Comparison of findings to previous studies

To the best of our knowledge, this is the first systematic review on the role of sibship composition in asthma. Furthermore, we performed the first quantitative synthesis including dependent data for this association, enabling precise pooled effect size estimates.

Interpretation of findings

Between birth order and sibship size in relation to the risk of asthma, the impact of birth order appears stronger than that of sibship size, which may be because being second-born presupposes having at least one sibling, while having at least one sibling does not presuppose having at least one older sibling. Furthermore, the proposed “hygiene hypothesis” is likely driven by older siblings, who may be old enough to attend school or have outdoor activities from which contracted infections can be transmitted to younger siblings [64, 69, 70]. While the association of sibship composition with allergy appears more consistent, the weaker results for asthma can perhaps be explained by the heterogeneous nature of asthma, with inconsistent diagnosis and classification during childhood. As a heterogeneous disease, asthma consists of multiple endotypes and phenotypes [71, 72], with varying underlying mechanisms and influencing factors [1], some of which do not involve allergic components [73, 74]. These factors significantly complicate the interpretation of our findings regarding asthma as an outcome. Although most of the studies were conducted in a small number of countries, subgroup analysis by continent indicated that some differences in the association may exist, at least for wheezing, possibly explained by differences in exposure or lifestyle factors between geographical regions. Finally, it appears as if the association of sibship composition with risk of asthma and wheezing is diminishing over time, as pooled effect sizes weakened in studies from year ≥ 2000 compared with earlier studies. This could be related to socioeconomic and lifestyle changes, e.g., more children attending daycare [75], or other factors influencing the risk of asthma that we did not have sufficient data to account for, such as air pollution, which varies substantially by region and time [76], but this trend could also be an indication of improved diagnosis of asthma, with newer studies commonly implementing more rigorous and accurate assessment methods.
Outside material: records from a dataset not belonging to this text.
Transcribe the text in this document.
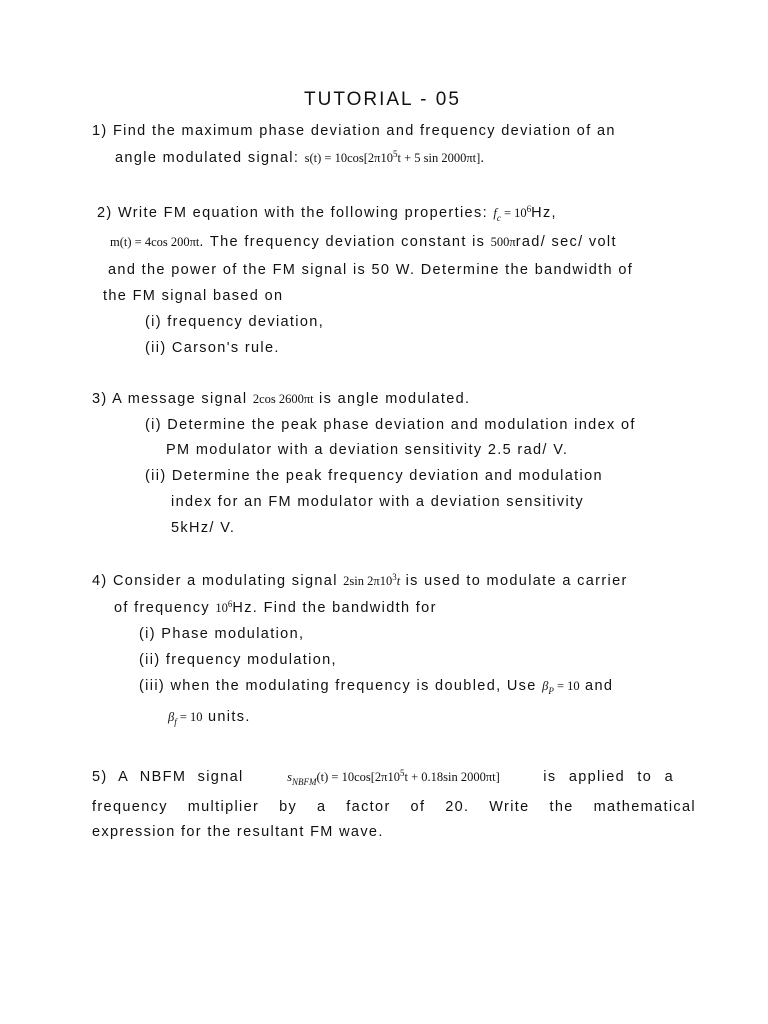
TUTORIAL - 05
1) Find the maximum phase deviation and frequency deviation of an
angle modulated signal: $s(t) = 10\cos[2\pi 10^5t + 5$ sin 2000πt].
2) Write FM equation with the following properties: $f_c = 10^6Hz$,
m(t) = 4cos 200πt. The frequency deviation constant is 500πrad/ sec/ volt
and the power of the FM signal is 50 W. Determine the bandwidth of
the FM signal based on
(i) frequency deviation,
(ii) Carson's rule.
3) A message signal 2cos 2600πt is angle modulated.
(i) Determine the peak phase deviation and modulation index of
PM modulator with a deviation sensitivity 2.5 rad/ V.
(ii) Determine the peak frequency deviation and modulation
index for an FM modulator with a deviation sensitivity
5kHz/ V.
4) Consider a modulating signal 2sin $2\pi 10^3t$ is used to modulate a carrier
of frequency $10^6Hz$. Find the bandwidth for
(i) Phase modulation,
(ii) frequency modulation,
(iii) when the modulating frequency is doubled, Use $\beta_P = 10$ and
$\beta_f = 10$ units.
5) A NBFM signal	$s_{NBFM}(t) = 10\cos[2\pi 10^5t + 0.18\sin$ 2000πt]	is applied to a
frequency multiplier by a factor of 20. Write the mathematical
expression for the resultant FM wave.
Clinical and research implications

The association between sibship composition and transient wheezing appears to stem from respiratory infections, commonly caused by cross-infection between siblings during infancy [51, 77], and does persist into childhood, during which wheezing is more commonly caused by obstructive airway disease. Current asthma, however, was marginally less common among second-born or later subjects aged ≥ 6 years. Given the subtle difference in risk, together with the heterogeneity of the included studies, the complexity of the disease, and the seemingly weakening effect in recent decades, the protection of having older siblings may not constitute a protection of relevance in practice.

In conclusion, our findings indicate that having siblings and being second-born or later, respectively, may constitute a slightly increased risk of transient wheezing in infancy. This association does not extend beyond infancy. In contrast, being second-born or later appears to be associated with marginal protection against asthma. These associations have seemingly weakened since the turn of the millennium, possibly due to lifestyle changes and socioeconomic development.